28. Rather, referring to his past experience, "Which my soul sought further, but I found not."
one man--that is, worthy of the name, "man," "upright"; not more than one in a thousand of my courtiers ( Job 33:23 , Psalms 12:1 ). Jesus Christ alone of men fully realizes the perfect ideal of "man." "Chiefest among ten thousand" ( Solomon 5:10 ). No perfect "woman has ever existed, not even the Virgin Mary. Solomon, in the word "thousand," alludes to his three hundred wives and seven hundred concubines. Among these it was not likely that he should find the fidelity which one true wife pays to one husband. Connected with Ecclesiastes 7:26 , not an unqualified condemnation of the sex, as Proverbs 12:4 , 31:10 , &c., prove.
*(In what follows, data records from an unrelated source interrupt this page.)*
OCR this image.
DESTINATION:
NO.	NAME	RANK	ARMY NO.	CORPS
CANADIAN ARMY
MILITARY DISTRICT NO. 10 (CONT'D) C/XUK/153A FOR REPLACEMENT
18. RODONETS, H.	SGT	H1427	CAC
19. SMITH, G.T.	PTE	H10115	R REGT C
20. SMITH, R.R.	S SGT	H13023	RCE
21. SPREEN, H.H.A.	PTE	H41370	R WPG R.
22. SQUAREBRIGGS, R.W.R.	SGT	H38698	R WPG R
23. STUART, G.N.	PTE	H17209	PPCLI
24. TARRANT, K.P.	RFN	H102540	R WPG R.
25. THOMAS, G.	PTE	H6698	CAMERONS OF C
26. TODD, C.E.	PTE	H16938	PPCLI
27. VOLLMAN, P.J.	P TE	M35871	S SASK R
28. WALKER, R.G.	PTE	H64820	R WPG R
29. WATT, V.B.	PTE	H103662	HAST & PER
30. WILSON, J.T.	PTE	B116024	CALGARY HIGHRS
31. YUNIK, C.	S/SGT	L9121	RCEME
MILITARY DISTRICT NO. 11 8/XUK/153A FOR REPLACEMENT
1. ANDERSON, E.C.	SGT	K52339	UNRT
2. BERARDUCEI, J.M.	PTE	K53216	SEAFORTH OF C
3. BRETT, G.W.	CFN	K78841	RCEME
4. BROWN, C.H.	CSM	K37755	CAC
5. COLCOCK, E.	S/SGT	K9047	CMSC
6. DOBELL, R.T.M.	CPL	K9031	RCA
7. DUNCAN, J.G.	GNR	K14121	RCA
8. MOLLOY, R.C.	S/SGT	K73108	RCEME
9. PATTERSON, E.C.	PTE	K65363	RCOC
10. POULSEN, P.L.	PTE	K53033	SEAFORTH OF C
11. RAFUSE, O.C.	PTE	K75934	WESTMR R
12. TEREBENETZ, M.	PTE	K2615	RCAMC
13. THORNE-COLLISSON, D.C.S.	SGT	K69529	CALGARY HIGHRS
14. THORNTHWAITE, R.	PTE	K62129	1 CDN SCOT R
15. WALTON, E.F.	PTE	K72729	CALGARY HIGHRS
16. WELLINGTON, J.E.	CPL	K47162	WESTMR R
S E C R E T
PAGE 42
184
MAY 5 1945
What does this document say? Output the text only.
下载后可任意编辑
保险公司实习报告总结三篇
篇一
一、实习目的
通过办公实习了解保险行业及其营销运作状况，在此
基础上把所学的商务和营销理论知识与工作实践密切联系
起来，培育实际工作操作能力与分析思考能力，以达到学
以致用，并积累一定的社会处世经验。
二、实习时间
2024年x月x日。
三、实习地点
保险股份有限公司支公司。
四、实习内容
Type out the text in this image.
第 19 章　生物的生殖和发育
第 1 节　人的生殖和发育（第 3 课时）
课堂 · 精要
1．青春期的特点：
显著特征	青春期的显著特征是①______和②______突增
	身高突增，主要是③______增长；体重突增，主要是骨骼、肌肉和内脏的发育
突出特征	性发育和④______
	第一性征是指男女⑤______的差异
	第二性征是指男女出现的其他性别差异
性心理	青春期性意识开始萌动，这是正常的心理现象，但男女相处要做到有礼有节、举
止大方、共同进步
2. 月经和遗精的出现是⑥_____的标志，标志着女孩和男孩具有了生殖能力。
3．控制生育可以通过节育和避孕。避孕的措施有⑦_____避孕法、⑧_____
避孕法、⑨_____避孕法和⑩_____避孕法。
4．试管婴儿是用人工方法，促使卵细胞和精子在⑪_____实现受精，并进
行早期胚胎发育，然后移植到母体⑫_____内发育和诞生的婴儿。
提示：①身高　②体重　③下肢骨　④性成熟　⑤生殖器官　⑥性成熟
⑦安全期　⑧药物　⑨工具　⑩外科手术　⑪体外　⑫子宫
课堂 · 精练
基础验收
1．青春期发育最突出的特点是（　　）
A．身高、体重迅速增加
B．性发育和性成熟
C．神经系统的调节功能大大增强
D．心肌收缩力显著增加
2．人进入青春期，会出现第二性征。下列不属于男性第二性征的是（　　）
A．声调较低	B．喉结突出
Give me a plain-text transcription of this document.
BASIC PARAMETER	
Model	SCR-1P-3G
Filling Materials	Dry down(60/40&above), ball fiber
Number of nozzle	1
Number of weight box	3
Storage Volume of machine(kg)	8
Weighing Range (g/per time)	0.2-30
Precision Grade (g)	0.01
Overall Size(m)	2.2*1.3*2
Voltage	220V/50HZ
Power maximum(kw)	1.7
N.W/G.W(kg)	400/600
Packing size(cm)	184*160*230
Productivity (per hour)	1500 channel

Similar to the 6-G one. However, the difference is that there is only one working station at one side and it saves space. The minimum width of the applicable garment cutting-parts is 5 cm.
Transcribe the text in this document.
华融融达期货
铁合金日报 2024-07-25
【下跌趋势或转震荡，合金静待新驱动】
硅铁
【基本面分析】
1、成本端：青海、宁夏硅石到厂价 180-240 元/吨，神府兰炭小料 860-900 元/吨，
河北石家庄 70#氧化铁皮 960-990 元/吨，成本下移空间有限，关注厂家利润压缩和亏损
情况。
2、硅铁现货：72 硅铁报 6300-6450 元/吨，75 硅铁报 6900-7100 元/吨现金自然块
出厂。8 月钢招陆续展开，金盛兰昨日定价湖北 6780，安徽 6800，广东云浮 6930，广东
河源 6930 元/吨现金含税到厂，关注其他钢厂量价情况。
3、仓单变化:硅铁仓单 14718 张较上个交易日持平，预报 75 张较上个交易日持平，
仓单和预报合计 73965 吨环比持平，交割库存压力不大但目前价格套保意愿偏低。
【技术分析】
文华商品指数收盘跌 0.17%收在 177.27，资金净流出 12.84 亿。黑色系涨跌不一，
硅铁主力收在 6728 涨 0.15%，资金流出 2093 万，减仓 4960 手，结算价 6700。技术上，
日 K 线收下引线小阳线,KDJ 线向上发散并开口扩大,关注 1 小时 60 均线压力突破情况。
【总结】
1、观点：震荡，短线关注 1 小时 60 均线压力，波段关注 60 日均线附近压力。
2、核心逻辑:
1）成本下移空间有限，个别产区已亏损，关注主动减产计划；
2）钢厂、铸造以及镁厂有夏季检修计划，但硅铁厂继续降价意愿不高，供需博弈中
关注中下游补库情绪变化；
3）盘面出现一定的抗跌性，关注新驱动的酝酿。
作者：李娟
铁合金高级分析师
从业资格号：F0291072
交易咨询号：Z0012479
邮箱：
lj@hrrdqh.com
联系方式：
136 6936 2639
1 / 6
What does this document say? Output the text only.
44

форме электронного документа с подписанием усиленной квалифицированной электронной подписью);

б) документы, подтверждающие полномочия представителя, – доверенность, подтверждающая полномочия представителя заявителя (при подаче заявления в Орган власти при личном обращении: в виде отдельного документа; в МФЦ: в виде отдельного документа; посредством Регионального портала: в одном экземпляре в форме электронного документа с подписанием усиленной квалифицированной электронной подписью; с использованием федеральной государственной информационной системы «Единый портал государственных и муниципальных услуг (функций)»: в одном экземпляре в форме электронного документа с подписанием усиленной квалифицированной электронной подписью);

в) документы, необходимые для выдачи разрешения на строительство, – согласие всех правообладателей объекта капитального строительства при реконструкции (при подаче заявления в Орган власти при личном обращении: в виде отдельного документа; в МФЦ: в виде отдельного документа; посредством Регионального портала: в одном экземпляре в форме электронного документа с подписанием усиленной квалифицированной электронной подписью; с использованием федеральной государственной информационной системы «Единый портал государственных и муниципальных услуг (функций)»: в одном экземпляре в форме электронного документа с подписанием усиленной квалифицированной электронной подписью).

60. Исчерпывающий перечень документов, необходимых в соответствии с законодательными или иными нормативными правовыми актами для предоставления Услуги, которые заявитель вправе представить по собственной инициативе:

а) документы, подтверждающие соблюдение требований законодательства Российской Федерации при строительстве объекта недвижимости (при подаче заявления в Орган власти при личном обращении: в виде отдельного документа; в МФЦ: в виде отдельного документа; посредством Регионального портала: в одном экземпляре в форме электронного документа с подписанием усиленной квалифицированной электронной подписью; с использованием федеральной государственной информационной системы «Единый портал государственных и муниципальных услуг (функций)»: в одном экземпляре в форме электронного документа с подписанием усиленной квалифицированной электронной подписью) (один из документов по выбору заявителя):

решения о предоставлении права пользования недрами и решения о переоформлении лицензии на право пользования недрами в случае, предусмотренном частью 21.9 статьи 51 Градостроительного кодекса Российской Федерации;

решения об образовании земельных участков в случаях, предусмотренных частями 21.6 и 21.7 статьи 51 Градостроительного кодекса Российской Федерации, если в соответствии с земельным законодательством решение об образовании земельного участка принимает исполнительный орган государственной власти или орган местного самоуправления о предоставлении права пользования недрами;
29. The "only" way of accounting for the scarcity of even comparatively upright men and women is that, whereas God made man upright, they (men) have, &c. The only account to be "found" of the origin of evil, the great mystery of theology, is that given in Holy Writ (Genesis 2:1-3:24'). Among man's "inventions" was the one especially referred to in Ecclesiastes 7:26 , the bitter fruits of which Solomon experienced, the breaking of God's primeval marriage law, joining one man to "one" woman ( Matthew 19:4 Matthew 19:5 Matthew 19:6 ). "Man" is singular, namely, Adam; "they," plural, Adam, Eve, and their posterity.